Les chats sont-ils vraiment un danger pour la biodiversité ?

Photo d'illustration

Le député écologiste François-Michel Lambert voulait que le chat puisse être classé “espèce nuisible” afin de rendre possible les “battues administratives” aux chats pour protéger la biodiversité.

Les chats, ennemis de la biodiversité ? La question est posée après l’amendement proposé, puis jugé irrecevable par l’Assemblée nationale pour un problème de procédure, par le député François-Michel Lambert, coprésident du parti Liberté écologie fraternité.

“Pour lutter contre la disparition” de certaines espèces, “le chat doit faire partie des espèces d’animaux susceptibles d’être classées ‘nuisible’ pour que les préfets puissent (...) ordonner, le cas échéant, des battues administratives”, écrivait-il.

“Mon objectif c’est de sauver la biodiversité, pas de tuer des chats”

Quelques lignes qui ont suscité la colère de plusieurs associations de défense des animaux, dont la fondation Brigitte Bardot ou encore le journaliste Hugo Clement.

Face à la polémique, François-Michel Lambert explique : “Ce sont les chats sauvages qui posent problème, évidemment pas les chats domestiques. Mon objectif, c’est de sauver la biodiversité, pas de tuer un chat. Si on me dit qu’il existe d’autres solutions, cela me va très bien”, nous explique le député écologiste des Bouches-du-Rhône.

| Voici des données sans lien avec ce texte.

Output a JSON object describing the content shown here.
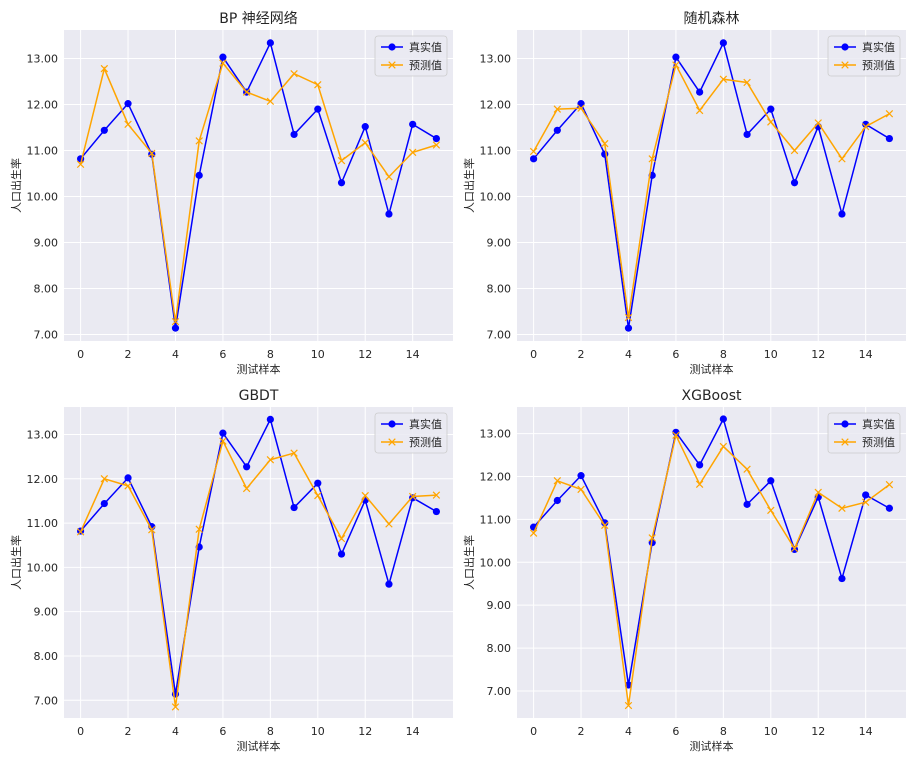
{
  "colors": {
    "actual": "#0000ff",
    "predicted": "#ffa500",
    "plot_bg": "#eaeaf2",
    "grid": "#ffffff"
  },
  "chart_data": [
    {
      "type": "line",
      "title": "BP 神经网络",
      "xlabel": "测试样本",
      "ylabel": "人口出生率",
      "xlim": [
        -0.7,
        15.7
      ],
      "ylim": [
        6.86,
        13.62
      ],
      "xticks": [
        0,
        2,
        4,
        6,
        8,
        10,
        12,
        14
      ],
      "yticks": [
        "7.00",
        "8.00",
        "9.00",
        "10.00",
        "11.00",
        "12.00",
        "13.00"
      ],
      "legend_position": "top-right",
      "grid": true,
      "x": [
        0,
        1,
        2,
        3,
        4,
        5,
        6,
        7,
        8,
        9,
        10,
        11,
        12,
        13,
        14,
        15
      ],
      "series": [
        {
          "name": "真实值",
          "marker": "circle",
          "values": [
            10.82,
            11.44,
            12.02,
            10.92,
            7.14,
            10.46,
            13.03,
            12.27,
            13.34,
            11.35,
            11.9,
            10.3,
            11.52,
            9.62,
            11.57,
            11.26
          ]
        },
        {
          "name": "预测值",
          "marker": "x",
          "values": [
            10.7,
            12.78,
            11.57,
            10.94,
            7.28,
            11.21,
            12.9,
            12.27,
            12.07,
            12.67,
            12.43,
            10.78,
            11.17,
            10.43,
            10.96,
            11.12
          ]
        }
      ]
    },
    {
      "type": "line",
      "title": "随机森林",
      "xlabel": "测试样本",
      "ylabel": "人口出生率",
      "xlim": [
        -0.7,
        15.7
      ],
      "ylim": [
        6.86,
        13.62
      ],
      "xticks": [
        0,
        2,
        4,
        6,
        8,
        10,
        12,
        14
      ],
      "yticks": [
        "7.00",
        "8.00",
        "9.00",
        "10.00",
        "11.00",
        "12.00",
        "13.00"
      ],
      "legend_position": "top-right",
      "grid": true,
      "x": [
        0,
        1,
        2,
        3,
        4,
        5,
        6,
        7,
        8,
        9,
        10,
        11,
        12,
        13,
        14,
        15
      ],
      "series": [
        {
          "name": "真实值",
          "marker": "circle",
          "values": [
            10.82,
            11.44,
            12.02,
            10.92,
            7.14,
            10.46,
            13.03,
            12.27,
            13.34,
            11.35,
            11.9,
            10.3,
            11.52,
            9.62,
            11.57,
            11.26
          ]
        },
        {
          "name": "预测值",
          "marker": "x",
          "values": [
            10.98,
            11.9,
            11.92,
            11.15,
            7.37,
            10.82,
            12.86,
            11.87,
            12.55,
            12.48,
            11.62,
            11.0,
            11.6,
            10.82,
            11.52,
            11.8
          ]
        }
      ]
    },
    {
      "type": "line",
      "title": "GBDT",
      "xlabel": "测试样本",
      "ylabel": "人口出生率",
      "xlim": [
        -0.7,
        15.7
      ],
      "ylim": [
        6.6,
        13.62
      ],
      "xticks": [
        0,
        2,
        4,
        6,
        8,
        10,
        12,
        14
      ],
      "yticks": [
        "7.00",
        "8.00",
        "9.00",
        "10.00",
        "11.00",
        "12.00",
        "13.00"
      ],
      "legend_position": "top-right",
      "grid": true,
      "x": [
        0,
        1,
        2,
        3,
        4,
        5,
        6,
        7,
        8,
        9,
        10,
        11,
        12,
        13,
        14,
        15
      ],
      "series": [
        {
          "name": "真实值",
          "marker": "circle",
          "values": [
            10.82,
            11.44,
            12.02,
            10.92,
            7.14,
            10.46,
            13.03,
            12.27,
            13.34,
            11.35,
            11.9,
            10.3,
            11.52,
            9.62,
            11.57,
            11.26
          ]
        },
        {
          "name": "预测值",
          "marker": "x",
          "values": [
            10.8,
            12.0,
            11.84,
            10.85,
            6.85,
            10.86,
            12.85,
            11.78,
            12.43,
            12.58,
            11.62,
            10.65,
            11.62,
            10.98,
            11.6,
            11.63
          ]
        }
      ]
    },
    {
      "type": "line",
      "title": "XGBoost",
      "xlabel": "测试样本",
      "ylabel": "人口出生率",
      "xlim": [
        -0.7,
        15.7
      ],
      "ylim": [
        6.37,
        13.62
      ],
      "xticks": [
        0,
        2,
        4,
        6,
        8,
        10,
        12,
        14
      ],
      "yticks": [
        "7.00",
        "8.00",
        "9.00",
        "10.00",
        "11.00",
        "12.00",
        "13.00"
      ],
      "legend_position": "top-right",
      "grid": true,
      "x": [
        0,
        1,
        2,
        3,
        4,
        5,
        6,
        7,
        8,
        9,
        10,
        11,
        12,
        13,
        14,
        15
      ],
      "series": [
        {
          "name": "真实值",
          "marker": "circle",
          "values": [
            10.82,
            11.44,
            12.02,
            10.92,
            7.14,
            10.46,
            13.03,
            12.27,
            13.34,
            11.35,
            11.9,
            10.3,
            11.52,
            9.62,
            11.57,
            11.26
          ]
        },
        {
          "name": "预测值",
          "marker": "x",
          "values": [
            10.68,
            11.9,
            11.7,
            10.86,
            6.66,
            10.57,
            12.96,
            11.82,
            12.7,
            12.17,
            11.21,
            10.32,
            11.63,
            11.26,
            11.4,
            11.81
          ]
        }
      ]
    }
  ]
}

Car selon lui, la multiplication des chats sauvages est une menace pour la biodiversité. “Dans ma circonscription, on a des chats sauvages qui sont des super-prédateurs. Si on ne fait rien, le lézard endémique, le rouge-gorge, pourraient disparaître dans les espaces Natura 2000 ou dans les collines de Marcel Pagnol”, explique François-Michel Lambert.

La menace, une surpopulation des chats errants

Il existe peu de données disponibles sur le sujet. On estime la population des chats à environ 20 millions en France, dont au moins 8 millions sont considérés comme errants, selon Benoît Pisanu, chercheur associé au Museum d’Histoire naturelle. “Les vétérinaires notent une augmentation régulière de la population des chats. Mécaniquement, on peut en déduire que le nombre de chats errants augmente également”, estime le chercheur, qui reste prudent en raison du faible nombre de données disponibles.

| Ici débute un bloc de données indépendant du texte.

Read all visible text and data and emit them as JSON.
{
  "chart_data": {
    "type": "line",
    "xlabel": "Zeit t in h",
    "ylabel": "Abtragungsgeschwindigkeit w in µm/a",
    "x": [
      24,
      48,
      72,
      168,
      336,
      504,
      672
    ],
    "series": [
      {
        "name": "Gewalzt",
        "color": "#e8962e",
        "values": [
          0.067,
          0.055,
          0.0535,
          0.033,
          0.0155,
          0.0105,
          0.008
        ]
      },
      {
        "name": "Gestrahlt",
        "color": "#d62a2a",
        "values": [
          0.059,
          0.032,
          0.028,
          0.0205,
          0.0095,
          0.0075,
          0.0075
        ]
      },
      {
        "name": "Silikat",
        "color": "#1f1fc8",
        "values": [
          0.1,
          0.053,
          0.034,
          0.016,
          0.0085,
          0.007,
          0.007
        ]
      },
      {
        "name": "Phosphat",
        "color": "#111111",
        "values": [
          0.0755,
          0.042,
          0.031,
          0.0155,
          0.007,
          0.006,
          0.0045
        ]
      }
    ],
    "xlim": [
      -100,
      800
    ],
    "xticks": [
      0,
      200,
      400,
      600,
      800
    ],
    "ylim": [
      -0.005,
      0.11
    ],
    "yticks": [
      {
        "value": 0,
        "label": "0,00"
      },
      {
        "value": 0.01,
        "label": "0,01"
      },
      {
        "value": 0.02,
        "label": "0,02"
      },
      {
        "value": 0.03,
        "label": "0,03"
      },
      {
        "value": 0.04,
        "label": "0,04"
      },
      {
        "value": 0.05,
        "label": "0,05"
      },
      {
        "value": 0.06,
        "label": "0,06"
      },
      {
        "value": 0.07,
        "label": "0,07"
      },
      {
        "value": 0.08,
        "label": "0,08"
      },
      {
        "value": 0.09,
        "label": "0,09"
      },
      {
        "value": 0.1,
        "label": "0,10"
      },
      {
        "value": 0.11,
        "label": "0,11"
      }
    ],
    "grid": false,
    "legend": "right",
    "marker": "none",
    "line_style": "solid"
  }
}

Une hausse de la population qui peut avoir un impact sur la biodiversité “surtout localement, dans les zones protégées”. Selon lui, la menace essentielle est la surpopulation du nombre de chats errants qui pourrait “créer un déséquilibre dans la biodiversité, et menacer des espèces comme “les petits oiseaux, les petits rongeurs du type musaraigne”.

Les oiseaux de jardin de plus en plus victimes des chats

Une menace “réelle” dans les zones protégées, où la biodiversité est importante, mais dont il est ”difficile d’en mesurer l'importance par rapport à d'autres phénomènes comme l’urbanisation ou le changement climatique”, relativise Benoît Pisanu.

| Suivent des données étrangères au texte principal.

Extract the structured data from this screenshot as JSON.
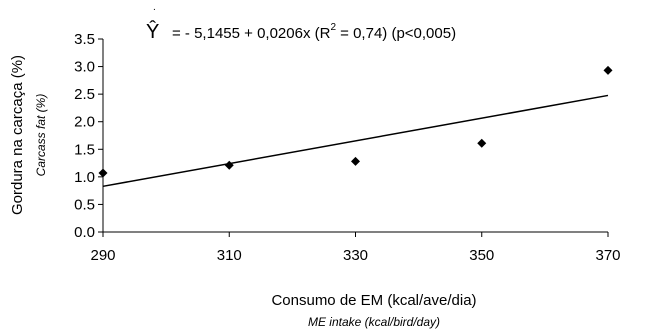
{
  "chart_data": {
    "type": "scatter",
    "equation": {
      "yhat": "Ŷ",
      "text_prefix": "= - 5,1455 + 0,0206x (R",
      "superscript": "2",
      "text_suffix": " = 0,74) (p<0,005)"
    },
    "ylabel": "Gordura na carcaça (%)",
    "ylabel_en": "Carcass fat (%)",
    "xlabel": "Consumo de EM (kcal/ave/dia)",
    "xlabel_en": "ME intake (kcal/bird/day)",
    "xlim": [
      290,
      370
    ],
    "ylim": [
      0,
      3.5
    ],
    "x_ticks": [
      "290",
      "310",
      "330",
      "350",
      "370"
    ],
    "y_ticks": [
      "0.0",
      "0.5",
      "1.0",
      "1.5",
      "2.0",
      "2.5",
      "3.0",
      "3.5"
    ],
    "points": [
      {
        "x": 290,
        "y": 1.07
      },
      {
        "x": 310,
        "y": 1.21
      },
      {
        "x": 330,
        "y": 1.28
      },
      {
        "x": 350,
        "y": 1.61
      },
      {
        "x": 370,
        "y": 2.93
      }
    ],
    "trendline": {
      "intercept": -5.1455,
      "slope": 0.0206
    },
    "grid": false,
    "legend": "none"
  }
}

Une des rares données disponibles sur le sujet vient de la Société française pour l’étude et la protection des mammifères, qui estime que la part de la prédation des oiseaux de jardin par le chat a augmenté de 50% en 15 ans.

Si en France, le problème de l’impact des chats sur la biodiversité a du mal à être évoqué, c’est parce qu’on a “un affect avec cet animal. Vous remplacez le chat par le rat, il n’y aurait pas la même émotion à le classer comme nuisible”, ajoute le député François-Michel Lambert.

Un programme d’abattage de chats en Australie

Un problème d’affect avec les chats dont l’Australie ne s’est pas embarrassée. En juillet 2015, le gouvernement australien a déclaré “la guerre” aux chats sauvages, affichant l’objectif de 2 millions de chats tués en cinq ans.

Selon une étude parue dans Biological Conservation en 2017, les chats tueraient 377 millions d’oiseaux et 649 millions de reptiles chaque année en Australie. De quoi sérieusement menacer la biodiversité locale. D’autres résultats plus récent, parus en 2019 dans Nature, évoquent 800 millions de mammifères tués chaque année par les chats errants.

Les associations prônent la stérilisation

Si une telle mesure “pourrait être efficace, il y a d’autres options moins radicales à prendre avant comme des programmes de stérilisation ou de capture”, rappelle le chercheur.

La prévention et la responsabilisation, c’est justement ce que prônent les associations de protection des animaux. “Les propriétaires sont les premiers responsables de la hausse des chats errants. Il faut démultiplier la stérilisation, voire la rendre obligatoire, pour limiter l’accroissement non-controlé de la population”, prône Anne-Laure Dugué, responsable du programme faune en détresse à la LPO. La Ligue de Protection des Oiseaux juge par exemple que les chats sont responsables à 25% de la mortalité des passereaux dans les campagnes.